Context:
The output of my network has 6 channels. In my custom loss function, I break the 6 channels into two groups of 3 channels each. Process the first group using l1_loss (got a scalar output), the second group using bce_loss (got a scalar output), & add the two scalars obtained to get the final loss. Then I use loss.backward()
.
Question:
Would autograd handle the gradient flow automatically in above case? If yes, how is autograd doing this?
Code:
class MyLoss(torch.nn.Module):
def __init__(self):
super(MyLoss, self).__init__()
.
.
def forward(self, device, output_batch, target_batch):
output_batch_part_1 = output_batch[:,0:3,:,:] # [batch, channel, W, H]

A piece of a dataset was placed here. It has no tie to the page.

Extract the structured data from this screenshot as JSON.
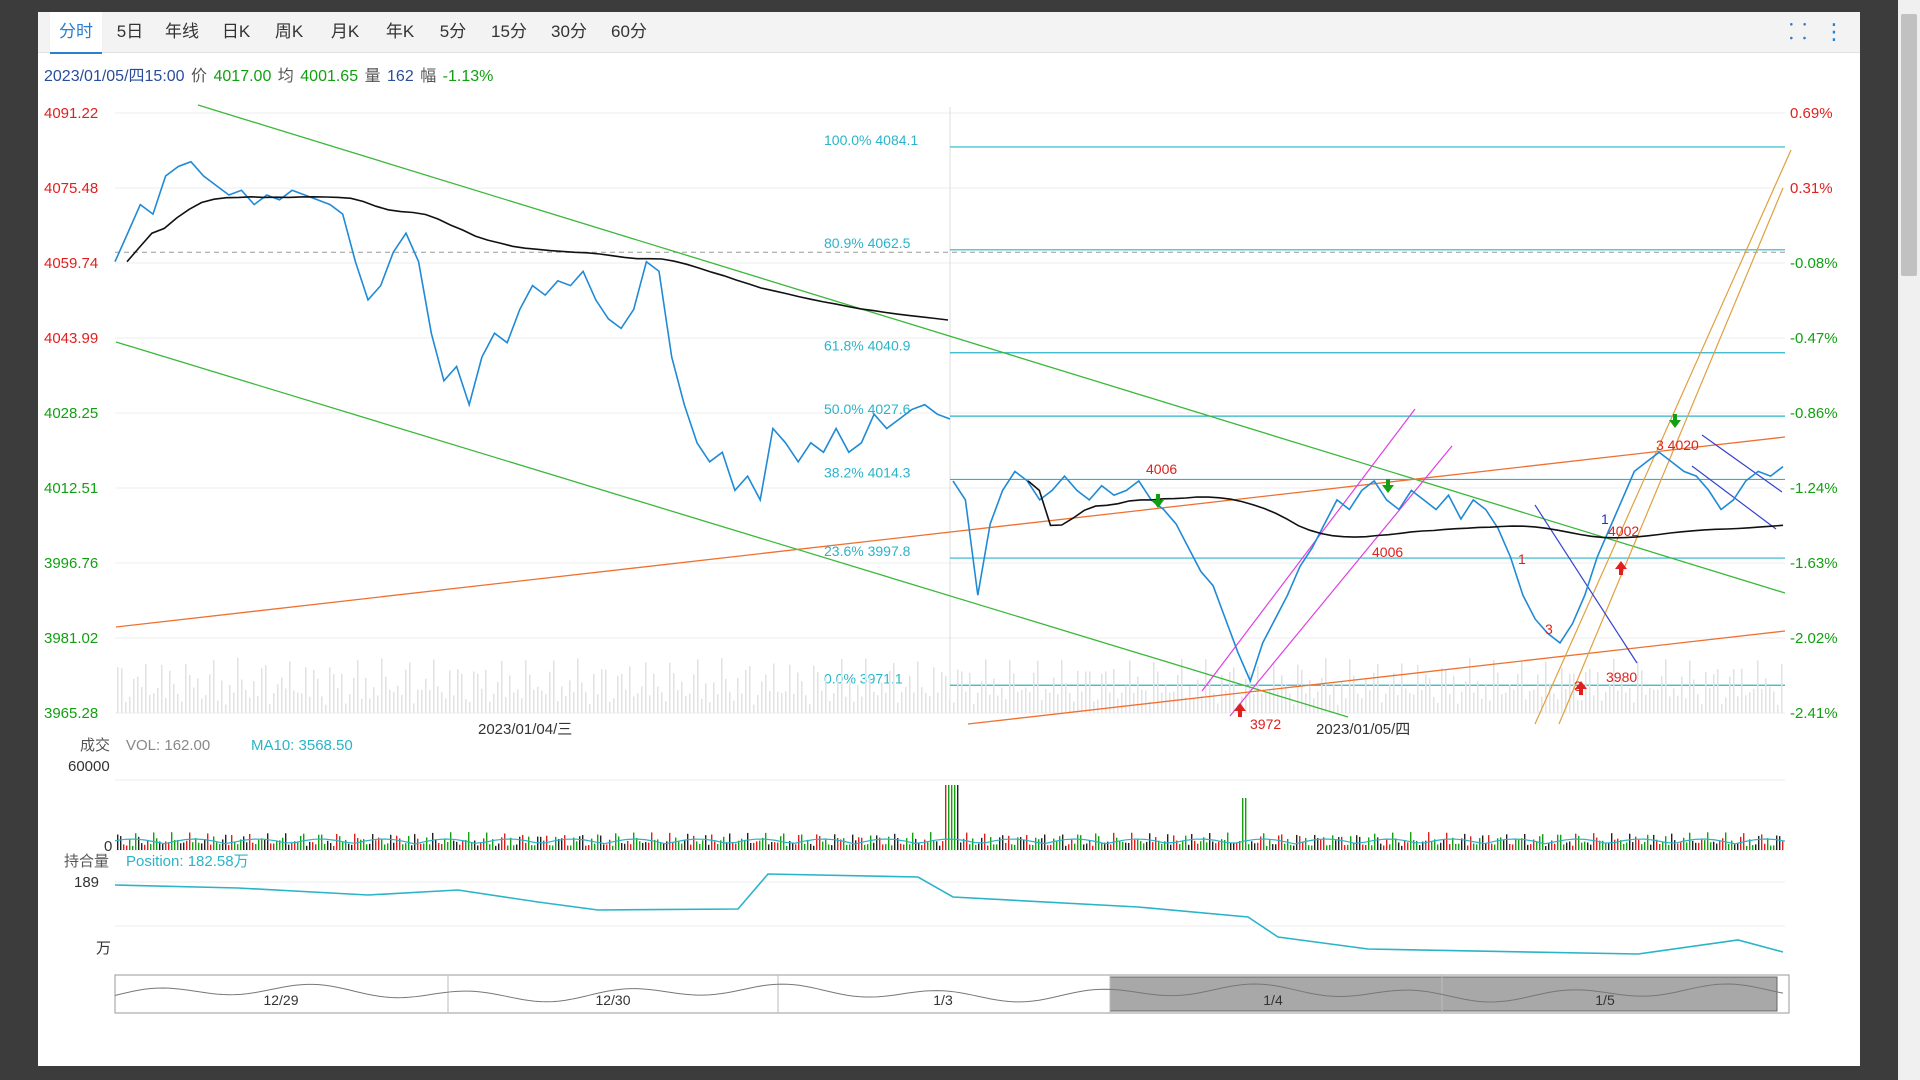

output_batch_part_2 = output_batch[:,3:6,:,:]
target_batch_part_1 = target_batch[:,0:3,:,:]
target_batch_part_2 = target_batch[:,3:6,:,:]
loss_term_1 = self.l1_loss_calculation(output_batch_part_1, target_batch_part_1)
#... some processing on output_batch_part_2 ...
.
.
loss_term_2 = self.bce_loss_calulation(output_batch_part_2, target_batch_part_2)
#... some normalizations on loss_term_2...
.
.
final_loss = loss_term_1 + loss_term_2
return final_loss